Hostile stares and sarcastic wolf whistles ushered the two men closer to the bar.

“What can I get you lads?” the crusty woman with one arm and no hair asked while looking the strangers up and down.

“Do you do Fluttahburrah wings?” Ace asked, his stomach rumbling once again.

“Do we look like a restaurant in Tollton?” she laughed, while looking at Ace like he was some shit covered pig, escaped in through a door that shouldn’t have been left open. “We have ale and bread, you want something fancier then I suggest ‘ye bugger off somewhere else.” The bar erupted in roaring laughter at the barmaids joke and she pottered off towards the dirty looking tap that the beer came out from.

Finding a table by the window, Ace and Spade sat down and picked the mould from their bread.
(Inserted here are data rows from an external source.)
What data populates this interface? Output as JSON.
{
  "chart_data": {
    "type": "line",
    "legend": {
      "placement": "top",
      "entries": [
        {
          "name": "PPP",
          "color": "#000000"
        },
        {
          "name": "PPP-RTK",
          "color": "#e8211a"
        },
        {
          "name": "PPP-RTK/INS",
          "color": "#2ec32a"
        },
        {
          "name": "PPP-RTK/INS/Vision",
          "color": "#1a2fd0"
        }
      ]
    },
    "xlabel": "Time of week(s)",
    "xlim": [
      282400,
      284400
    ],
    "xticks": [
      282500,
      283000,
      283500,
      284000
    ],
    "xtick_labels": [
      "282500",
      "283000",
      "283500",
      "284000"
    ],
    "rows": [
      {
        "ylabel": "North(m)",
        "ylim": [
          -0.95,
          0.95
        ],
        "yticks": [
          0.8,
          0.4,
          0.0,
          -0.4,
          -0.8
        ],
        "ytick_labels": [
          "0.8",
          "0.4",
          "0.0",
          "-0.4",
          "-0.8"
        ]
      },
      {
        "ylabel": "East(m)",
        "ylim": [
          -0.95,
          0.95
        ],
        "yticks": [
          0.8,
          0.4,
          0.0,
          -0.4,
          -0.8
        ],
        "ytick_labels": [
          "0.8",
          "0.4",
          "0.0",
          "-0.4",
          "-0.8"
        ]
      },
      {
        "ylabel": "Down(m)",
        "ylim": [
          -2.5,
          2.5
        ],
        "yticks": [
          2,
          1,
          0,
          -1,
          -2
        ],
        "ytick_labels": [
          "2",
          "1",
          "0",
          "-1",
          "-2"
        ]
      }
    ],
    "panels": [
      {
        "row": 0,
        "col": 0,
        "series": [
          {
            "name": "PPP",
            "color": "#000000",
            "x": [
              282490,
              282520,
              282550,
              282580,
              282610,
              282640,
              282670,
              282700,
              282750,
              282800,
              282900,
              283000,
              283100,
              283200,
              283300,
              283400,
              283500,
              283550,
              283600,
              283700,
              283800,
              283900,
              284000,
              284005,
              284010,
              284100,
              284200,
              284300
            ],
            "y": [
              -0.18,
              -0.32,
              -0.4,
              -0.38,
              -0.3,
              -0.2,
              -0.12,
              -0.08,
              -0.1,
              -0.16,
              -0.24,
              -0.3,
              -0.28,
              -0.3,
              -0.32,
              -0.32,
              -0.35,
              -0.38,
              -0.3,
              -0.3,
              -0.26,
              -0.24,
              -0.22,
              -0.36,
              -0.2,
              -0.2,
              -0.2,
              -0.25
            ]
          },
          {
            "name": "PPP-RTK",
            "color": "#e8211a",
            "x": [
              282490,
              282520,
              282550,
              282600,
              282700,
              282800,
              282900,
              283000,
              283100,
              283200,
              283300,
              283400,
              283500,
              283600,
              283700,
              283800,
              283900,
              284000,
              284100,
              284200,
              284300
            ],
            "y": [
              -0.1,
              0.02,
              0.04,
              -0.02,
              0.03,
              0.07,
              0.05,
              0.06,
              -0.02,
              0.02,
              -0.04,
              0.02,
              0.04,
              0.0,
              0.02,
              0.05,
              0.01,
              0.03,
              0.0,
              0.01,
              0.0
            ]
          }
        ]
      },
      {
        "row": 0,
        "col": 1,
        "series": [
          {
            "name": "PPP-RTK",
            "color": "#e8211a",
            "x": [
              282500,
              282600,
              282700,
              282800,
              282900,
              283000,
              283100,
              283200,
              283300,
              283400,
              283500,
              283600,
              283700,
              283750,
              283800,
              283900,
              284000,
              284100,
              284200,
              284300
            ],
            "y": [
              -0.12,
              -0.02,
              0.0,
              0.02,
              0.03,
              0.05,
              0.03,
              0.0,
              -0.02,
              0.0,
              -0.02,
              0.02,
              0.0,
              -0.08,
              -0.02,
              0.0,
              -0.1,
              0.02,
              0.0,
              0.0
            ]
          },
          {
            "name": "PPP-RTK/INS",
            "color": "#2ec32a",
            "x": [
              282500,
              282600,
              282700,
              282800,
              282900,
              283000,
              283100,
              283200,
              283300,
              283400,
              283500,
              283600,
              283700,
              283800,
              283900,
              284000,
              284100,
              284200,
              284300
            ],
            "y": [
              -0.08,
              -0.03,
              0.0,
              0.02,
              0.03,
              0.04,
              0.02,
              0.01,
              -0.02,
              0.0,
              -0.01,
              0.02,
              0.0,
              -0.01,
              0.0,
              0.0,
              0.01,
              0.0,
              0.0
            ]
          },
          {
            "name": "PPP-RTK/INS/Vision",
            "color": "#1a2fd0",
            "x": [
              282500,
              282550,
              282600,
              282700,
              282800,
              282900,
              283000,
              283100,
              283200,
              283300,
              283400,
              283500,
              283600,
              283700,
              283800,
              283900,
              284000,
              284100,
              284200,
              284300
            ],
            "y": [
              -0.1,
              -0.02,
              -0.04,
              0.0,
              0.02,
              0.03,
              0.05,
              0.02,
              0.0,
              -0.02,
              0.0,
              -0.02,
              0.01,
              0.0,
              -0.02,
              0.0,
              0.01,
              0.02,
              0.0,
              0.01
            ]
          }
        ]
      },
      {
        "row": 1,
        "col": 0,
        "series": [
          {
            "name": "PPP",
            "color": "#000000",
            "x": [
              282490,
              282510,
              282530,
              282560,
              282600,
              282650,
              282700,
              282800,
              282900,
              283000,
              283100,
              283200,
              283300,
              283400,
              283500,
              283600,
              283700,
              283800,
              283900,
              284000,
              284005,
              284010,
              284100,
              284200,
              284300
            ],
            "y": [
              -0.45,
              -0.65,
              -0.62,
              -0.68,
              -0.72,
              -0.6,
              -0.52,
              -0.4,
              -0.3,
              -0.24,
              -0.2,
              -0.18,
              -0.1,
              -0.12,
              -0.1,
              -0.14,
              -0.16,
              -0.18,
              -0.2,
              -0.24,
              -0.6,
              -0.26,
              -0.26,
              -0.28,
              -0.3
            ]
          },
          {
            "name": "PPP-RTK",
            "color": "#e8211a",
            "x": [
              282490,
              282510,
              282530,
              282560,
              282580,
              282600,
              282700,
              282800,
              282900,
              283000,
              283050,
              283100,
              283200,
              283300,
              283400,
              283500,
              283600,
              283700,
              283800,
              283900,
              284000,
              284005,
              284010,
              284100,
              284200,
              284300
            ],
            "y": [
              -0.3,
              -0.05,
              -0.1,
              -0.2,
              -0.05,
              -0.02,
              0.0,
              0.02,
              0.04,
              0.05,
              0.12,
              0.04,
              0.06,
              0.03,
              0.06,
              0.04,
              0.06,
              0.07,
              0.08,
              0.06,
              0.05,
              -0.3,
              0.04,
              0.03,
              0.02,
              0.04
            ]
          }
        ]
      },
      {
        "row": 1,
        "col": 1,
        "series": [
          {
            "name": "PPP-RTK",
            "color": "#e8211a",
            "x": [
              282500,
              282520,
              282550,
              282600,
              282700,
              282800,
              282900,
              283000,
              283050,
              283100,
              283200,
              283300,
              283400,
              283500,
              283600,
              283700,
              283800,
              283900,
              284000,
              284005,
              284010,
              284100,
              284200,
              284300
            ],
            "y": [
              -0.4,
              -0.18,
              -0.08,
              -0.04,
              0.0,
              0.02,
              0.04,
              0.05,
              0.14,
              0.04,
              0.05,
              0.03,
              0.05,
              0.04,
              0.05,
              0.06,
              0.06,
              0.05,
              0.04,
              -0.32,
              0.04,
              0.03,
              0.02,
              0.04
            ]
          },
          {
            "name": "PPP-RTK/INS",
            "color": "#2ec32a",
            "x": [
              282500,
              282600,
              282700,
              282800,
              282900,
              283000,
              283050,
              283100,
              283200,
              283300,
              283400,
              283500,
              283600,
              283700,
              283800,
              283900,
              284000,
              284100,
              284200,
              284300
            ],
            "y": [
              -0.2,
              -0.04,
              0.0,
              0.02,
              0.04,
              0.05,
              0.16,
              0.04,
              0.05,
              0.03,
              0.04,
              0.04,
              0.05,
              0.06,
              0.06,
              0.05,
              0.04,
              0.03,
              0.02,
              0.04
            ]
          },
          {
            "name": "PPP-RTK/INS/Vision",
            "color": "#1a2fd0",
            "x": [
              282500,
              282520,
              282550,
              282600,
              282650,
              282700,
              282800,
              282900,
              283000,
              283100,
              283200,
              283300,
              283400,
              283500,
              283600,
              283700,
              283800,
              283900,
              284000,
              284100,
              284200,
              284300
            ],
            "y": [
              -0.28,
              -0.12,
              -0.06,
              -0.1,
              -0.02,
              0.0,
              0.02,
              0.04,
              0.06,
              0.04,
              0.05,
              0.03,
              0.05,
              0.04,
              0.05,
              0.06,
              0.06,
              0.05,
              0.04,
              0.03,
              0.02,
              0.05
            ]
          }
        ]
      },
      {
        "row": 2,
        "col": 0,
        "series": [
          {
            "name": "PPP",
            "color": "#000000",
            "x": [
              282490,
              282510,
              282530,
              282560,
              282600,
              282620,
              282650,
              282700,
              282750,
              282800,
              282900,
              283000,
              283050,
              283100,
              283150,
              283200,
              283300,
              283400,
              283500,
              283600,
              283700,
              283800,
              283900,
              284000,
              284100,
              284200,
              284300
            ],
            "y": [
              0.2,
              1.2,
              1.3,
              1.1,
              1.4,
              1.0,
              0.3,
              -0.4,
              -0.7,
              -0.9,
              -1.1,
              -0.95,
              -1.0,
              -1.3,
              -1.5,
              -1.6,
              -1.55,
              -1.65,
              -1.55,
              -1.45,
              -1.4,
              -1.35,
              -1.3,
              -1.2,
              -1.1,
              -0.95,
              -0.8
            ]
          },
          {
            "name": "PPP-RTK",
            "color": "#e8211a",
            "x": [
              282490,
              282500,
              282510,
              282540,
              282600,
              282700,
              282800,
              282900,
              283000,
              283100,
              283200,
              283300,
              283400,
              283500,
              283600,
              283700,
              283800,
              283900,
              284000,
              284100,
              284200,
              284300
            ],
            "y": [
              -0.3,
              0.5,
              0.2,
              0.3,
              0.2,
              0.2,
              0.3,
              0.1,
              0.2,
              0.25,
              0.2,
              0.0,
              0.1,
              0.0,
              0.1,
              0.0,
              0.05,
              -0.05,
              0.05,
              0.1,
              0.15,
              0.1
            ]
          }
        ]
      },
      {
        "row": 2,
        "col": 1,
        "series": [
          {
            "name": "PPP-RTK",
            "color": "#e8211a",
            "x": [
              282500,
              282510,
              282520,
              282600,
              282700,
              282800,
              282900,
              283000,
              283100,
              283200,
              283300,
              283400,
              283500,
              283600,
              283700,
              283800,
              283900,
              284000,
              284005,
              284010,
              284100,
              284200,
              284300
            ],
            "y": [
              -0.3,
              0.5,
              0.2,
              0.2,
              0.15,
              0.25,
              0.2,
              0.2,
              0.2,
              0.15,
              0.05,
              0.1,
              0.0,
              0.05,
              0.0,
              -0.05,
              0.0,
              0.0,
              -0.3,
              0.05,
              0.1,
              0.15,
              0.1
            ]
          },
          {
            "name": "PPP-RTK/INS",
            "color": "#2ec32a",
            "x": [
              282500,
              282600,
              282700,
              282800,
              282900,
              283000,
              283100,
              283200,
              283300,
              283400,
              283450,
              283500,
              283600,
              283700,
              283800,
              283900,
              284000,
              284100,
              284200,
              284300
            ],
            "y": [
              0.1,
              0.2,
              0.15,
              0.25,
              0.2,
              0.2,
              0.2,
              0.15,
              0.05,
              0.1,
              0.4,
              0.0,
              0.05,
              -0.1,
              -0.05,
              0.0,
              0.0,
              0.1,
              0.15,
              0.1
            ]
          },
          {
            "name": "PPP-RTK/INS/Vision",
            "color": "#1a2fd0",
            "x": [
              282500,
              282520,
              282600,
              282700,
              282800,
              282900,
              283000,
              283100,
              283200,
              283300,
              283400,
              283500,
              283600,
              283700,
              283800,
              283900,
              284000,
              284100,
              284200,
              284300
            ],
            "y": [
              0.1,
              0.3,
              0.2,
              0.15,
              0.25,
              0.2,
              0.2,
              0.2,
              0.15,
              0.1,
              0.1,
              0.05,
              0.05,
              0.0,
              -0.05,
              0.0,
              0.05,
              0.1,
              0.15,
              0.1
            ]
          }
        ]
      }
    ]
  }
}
“Better than the rain, eh Ace?” Spade tried to joke. Ace looked ready to cry at the measly morsel he was about to have as a “meal”. “Perk up. We’re free men now! No one will be looking for us here.”

“Something to hide boys?” a stern looking man with a metal star on his chest turned from his compatriot and placed his hand on the table. “This isn’t a place to be hiding from the law now.”

“We… erm… we don’t want any trouble now,” Spade said while looking to Ace for support. Half eaten bread hung limply form his mouth as his sad eyes looked at the situation without much interest.

“No trouble,” he spat half heartedly, spraying the man with crumbs of saliva sodden bread.

“How would you boys feel like doing a job for me? Grant yourselves some absolution for helping a stranger out,” his voice was deep but cajoling. Absolution was absolutely the correct word to use for Ace and Spade. The Kindred of the Sacred was all about absolution and confession and bowing before the idols. “Give you some coin for your trouble too. Buy yourselves some real nice meet and fish, fresh from Lake Wilfene.”

“Lake Wilfene? That’s … that’s almost two hundred miles from here!” Spade said.

“You better get going then! Got a package for you both to deliver to my friend up in Tollton,” the way he spoke made it seem like they had already agreed.

“But there’s highwaymen along that road! We might be injured … or worse,” Spade said.

“There’s highwaymen in here too and I don’t like it when my new friends don’t do as their asked.” Ace felt hopeful at the thought of a few coins and all the hearty meals he could buy, the guilt at breaking the law overpowered by his desire to start a new life. Spade felt more cautious, more intimidated and most of all, more eager to live outside the law. What had following the rules ever done for him?

So with the rain slanting into their face with the wind trying desperately to blow them back towards Torrdunaigh, Ace and Spade began walking the North Strong Road to Guinevere Bridge and Tollton. Ace carried they heavy and clanking bag that had to be delivered with the threat of the highwaymen ringing in his ears.

“Don’t be looking in that package now. I’ll know if you looked and I’ll take your peepers for nosying.”